8 - A extensão dos efeitos específicos do caso julgado a terceiros, como a publicidade da proibição, são efeitos ou consequências da decisão inibitória, pelo que inexistindo esta não há que falar naquelas, mesmo que seja para fundamentar o prosseguimento da acção.
9 - A Apelada tem em vigor um novo contrato, no qual foram introduzidas alterações à cláusula penal em causa, em conformidade com as exigências do Regulador, após parecer do Instituto do Consumidor, prevendo um equilíbrio na sanção a aplicar justificada pelas eventuais vantagens que o cliente haja beneficiado.

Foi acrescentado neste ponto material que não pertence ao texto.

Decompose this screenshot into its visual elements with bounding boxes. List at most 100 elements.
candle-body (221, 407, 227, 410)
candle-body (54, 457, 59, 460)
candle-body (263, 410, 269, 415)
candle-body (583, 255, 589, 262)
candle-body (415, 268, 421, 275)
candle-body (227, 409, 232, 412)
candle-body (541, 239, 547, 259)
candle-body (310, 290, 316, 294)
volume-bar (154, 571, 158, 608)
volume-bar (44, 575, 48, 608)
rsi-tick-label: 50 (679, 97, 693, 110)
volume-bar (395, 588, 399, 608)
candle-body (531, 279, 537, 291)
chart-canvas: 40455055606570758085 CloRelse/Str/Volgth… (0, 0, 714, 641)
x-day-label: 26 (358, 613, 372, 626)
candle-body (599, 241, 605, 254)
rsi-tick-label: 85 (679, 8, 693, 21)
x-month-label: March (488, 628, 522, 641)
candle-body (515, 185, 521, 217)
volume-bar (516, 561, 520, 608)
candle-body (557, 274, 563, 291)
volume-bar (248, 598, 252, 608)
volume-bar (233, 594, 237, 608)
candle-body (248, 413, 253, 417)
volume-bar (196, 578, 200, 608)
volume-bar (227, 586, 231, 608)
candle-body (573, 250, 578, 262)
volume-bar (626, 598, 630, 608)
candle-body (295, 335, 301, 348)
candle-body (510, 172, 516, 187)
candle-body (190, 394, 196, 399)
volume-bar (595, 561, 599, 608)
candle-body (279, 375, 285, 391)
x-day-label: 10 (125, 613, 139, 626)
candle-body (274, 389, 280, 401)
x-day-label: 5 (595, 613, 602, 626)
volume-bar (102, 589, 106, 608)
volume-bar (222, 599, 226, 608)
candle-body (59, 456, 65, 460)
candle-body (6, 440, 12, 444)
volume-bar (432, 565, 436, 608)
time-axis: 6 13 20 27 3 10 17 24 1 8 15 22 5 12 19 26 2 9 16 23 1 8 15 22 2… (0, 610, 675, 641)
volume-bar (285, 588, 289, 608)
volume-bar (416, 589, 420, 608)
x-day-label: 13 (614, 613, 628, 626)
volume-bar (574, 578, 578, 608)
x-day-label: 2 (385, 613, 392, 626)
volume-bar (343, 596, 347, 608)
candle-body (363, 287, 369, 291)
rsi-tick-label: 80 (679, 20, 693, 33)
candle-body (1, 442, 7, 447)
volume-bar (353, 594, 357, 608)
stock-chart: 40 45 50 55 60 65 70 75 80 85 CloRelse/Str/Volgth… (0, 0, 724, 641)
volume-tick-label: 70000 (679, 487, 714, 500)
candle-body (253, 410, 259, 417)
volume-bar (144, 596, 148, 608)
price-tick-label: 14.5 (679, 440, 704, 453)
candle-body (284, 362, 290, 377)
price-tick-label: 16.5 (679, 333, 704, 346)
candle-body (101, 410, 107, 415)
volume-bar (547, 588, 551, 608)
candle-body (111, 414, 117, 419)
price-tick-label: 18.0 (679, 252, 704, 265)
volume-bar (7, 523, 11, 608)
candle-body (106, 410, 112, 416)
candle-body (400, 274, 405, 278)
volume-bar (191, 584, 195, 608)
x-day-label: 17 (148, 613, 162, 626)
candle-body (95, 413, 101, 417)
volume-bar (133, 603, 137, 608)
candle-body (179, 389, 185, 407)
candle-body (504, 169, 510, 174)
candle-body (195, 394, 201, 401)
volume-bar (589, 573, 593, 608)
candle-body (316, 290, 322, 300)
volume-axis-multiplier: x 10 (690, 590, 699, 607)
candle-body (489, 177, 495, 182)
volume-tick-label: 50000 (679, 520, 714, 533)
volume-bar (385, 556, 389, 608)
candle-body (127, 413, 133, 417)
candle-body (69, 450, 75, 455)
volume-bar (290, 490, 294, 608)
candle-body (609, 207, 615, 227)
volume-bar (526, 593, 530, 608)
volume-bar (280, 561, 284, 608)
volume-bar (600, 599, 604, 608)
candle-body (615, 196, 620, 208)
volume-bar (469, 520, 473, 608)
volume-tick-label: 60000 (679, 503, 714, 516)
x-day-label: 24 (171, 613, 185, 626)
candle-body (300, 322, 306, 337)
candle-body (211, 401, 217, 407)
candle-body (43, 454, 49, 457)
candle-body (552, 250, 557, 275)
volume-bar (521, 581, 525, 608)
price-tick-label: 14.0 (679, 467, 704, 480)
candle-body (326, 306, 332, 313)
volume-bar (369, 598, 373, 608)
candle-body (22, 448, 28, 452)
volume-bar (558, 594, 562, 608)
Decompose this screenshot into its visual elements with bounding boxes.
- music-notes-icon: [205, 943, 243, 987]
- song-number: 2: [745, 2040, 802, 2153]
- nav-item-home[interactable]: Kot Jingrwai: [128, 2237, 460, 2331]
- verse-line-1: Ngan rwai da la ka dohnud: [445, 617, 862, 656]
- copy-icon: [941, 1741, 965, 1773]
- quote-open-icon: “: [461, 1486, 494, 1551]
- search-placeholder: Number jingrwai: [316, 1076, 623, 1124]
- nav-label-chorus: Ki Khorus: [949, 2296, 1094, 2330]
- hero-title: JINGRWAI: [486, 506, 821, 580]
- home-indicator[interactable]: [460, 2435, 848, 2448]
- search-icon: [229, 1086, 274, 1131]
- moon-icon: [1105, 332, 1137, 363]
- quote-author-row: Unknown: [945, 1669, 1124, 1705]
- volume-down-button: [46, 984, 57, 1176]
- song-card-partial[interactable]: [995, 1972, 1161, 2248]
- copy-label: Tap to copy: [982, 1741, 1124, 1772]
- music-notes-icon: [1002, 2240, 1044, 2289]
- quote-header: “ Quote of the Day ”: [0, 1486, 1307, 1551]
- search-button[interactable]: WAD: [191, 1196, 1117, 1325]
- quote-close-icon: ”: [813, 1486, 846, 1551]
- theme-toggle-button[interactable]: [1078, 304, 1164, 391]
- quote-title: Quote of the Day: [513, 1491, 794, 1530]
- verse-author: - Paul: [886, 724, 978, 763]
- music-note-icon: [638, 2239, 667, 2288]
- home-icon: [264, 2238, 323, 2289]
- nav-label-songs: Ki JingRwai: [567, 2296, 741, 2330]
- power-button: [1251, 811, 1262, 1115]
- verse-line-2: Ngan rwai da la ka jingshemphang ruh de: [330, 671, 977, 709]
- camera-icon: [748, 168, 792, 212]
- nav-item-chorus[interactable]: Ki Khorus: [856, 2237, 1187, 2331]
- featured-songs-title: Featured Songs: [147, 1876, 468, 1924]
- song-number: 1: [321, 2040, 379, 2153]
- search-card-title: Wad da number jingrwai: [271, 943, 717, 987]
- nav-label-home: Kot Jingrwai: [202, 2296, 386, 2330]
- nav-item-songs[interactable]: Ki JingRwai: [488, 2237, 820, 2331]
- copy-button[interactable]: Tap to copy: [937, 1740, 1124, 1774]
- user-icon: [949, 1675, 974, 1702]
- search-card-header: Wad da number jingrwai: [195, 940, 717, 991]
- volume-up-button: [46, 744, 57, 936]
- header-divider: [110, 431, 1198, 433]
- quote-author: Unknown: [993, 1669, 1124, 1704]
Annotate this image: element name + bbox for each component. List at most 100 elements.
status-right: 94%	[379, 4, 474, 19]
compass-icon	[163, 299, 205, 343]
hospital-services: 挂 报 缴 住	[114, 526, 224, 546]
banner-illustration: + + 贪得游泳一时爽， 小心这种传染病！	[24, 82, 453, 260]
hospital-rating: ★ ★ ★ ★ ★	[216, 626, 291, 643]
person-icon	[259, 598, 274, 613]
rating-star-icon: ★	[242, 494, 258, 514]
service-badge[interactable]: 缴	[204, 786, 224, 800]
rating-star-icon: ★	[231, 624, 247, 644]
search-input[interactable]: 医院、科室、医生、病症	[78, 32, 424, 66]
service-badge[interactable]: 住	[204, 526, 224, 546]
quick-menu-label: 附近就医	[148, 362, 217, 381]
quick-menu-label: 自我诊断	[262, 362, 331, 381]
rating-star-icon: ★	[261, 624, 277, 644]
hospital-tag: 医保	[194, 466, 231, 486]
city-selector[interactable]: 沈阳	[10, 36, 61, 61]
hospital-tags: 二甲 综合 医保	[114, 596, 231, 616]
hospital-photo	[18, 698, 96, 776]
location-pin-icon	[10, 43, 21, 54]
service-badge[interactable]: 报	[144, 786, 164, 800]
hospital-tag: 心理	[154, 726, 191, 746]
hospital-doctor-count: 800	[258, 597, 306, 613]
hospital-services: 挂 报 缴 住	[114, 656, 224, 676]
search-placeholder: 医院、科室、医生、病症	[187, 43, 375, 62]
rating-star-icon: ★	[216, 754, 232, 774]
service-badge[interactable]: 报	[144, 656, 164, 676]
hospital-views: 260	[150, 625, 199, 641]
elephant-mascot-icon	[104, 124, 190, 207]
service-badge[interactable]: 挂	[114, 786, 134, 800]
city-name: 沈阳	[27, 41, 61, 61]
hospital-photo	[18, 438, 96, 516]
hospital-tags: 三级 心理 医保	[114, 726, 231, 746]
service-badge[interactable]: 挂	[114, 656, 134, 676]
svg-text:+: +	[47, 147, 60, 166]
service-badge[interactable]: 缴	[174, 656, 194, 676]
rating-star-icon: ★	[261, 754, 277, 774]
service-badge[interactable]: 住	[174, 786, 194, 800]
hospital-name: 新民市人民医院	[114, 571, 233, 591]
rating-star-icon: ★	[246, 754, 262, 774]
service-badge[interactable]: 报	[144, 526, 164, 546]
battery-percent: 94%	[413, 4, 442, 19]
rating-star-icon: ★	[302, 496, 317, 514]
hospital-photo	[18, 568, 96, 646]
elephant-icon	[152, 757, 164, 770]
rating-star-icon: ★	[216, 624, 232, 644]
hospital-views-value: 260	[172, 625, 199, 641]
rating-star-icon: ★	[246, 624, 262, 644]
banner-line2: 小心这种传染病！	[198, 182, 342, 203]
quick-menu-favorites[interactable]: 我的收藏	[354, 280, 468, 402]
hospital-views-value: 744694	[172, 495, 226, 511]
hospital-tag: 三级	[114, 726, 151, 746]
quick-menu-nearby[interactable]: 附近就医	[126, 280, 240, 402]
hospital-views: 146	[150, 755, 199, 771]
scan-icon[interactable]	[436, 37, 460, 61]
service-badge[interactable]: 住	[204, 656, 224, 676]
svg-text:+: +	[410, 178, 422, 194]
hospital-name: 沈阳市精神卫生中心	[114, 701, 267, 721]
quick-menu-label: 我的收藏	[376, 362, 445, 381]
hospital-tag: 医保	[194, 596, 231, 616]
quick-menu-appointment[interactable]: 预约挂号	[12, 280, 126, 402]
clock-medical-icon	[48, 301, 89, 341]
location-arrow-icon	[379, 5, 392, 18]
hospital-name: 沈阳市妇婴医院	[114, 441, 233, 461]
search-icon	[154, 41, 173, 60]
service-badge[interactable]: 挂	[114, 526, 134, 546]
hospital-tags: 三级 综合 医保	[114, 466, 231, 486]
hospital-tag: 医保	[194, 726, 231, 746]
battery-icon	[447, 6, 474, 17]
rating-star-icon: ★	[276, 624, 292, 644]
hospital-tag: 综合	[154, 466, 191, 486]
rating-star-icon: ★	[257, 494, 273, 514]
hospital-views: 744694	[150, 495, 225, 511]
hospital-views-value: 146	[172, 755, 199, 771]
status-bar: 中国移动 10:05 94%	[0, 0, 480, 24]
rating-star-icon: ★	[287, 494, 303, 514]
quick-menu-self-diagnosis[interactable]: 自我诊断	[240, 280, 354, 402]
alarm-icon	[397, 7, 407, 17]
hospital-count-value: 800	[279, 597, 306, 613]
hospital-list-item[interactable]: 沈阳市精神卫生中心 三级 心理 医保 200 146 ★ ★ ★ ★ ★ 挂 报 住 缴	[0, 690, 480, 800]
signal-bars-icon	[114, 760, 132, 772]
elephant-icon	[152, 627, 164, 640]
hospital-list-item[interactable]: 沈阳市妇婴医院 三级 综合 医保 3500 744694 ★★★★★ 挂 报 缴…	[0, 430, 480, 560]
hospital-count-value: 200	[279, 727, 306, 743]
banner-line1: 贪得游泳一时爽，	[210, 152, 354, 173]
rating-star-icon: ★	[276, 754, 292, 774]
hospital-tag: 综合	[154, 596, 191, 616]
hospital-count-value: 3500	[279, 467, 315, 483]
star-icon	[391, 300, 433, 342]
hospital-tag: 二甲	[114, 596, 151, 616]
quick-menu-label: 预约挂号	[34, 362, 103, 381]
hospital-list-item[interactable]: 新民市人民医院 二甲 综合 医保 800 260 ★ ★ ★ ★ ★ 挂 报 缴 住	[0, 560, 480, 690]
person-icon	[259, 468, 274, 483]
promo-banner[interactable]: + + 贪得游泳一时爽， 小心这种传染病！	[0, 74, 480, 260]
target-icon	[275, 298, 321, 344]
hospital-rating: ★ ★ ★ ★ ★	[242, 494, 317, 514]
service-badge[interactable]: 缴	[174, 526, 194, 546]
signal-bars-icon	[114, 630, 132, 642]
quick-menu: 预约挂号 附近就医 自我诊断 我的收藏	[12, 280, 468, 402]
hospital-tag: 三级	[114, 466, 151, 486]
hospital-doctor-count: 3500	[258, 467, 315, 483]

10. Ao proceder à alteração do seu clausulado, dando conhecimento disso mesmo aos seus clientes, a Apelada actuou de acordo como os ditames da boa fé, merecendo a protecção jurídica conferida pela tutela da confiança.
11. Ao contrário do que invoca o Ministério Público, a sentença recorrida não viola o disposto no artºs 19º, c) e 15º e 16º do DL 446/85, 25 de Outubro.
Face ao supra exposto, Vossas Excelências, julgando improcedente o recurso e mantendo integralmente a decisão recorrida, farão a costumada Justiça.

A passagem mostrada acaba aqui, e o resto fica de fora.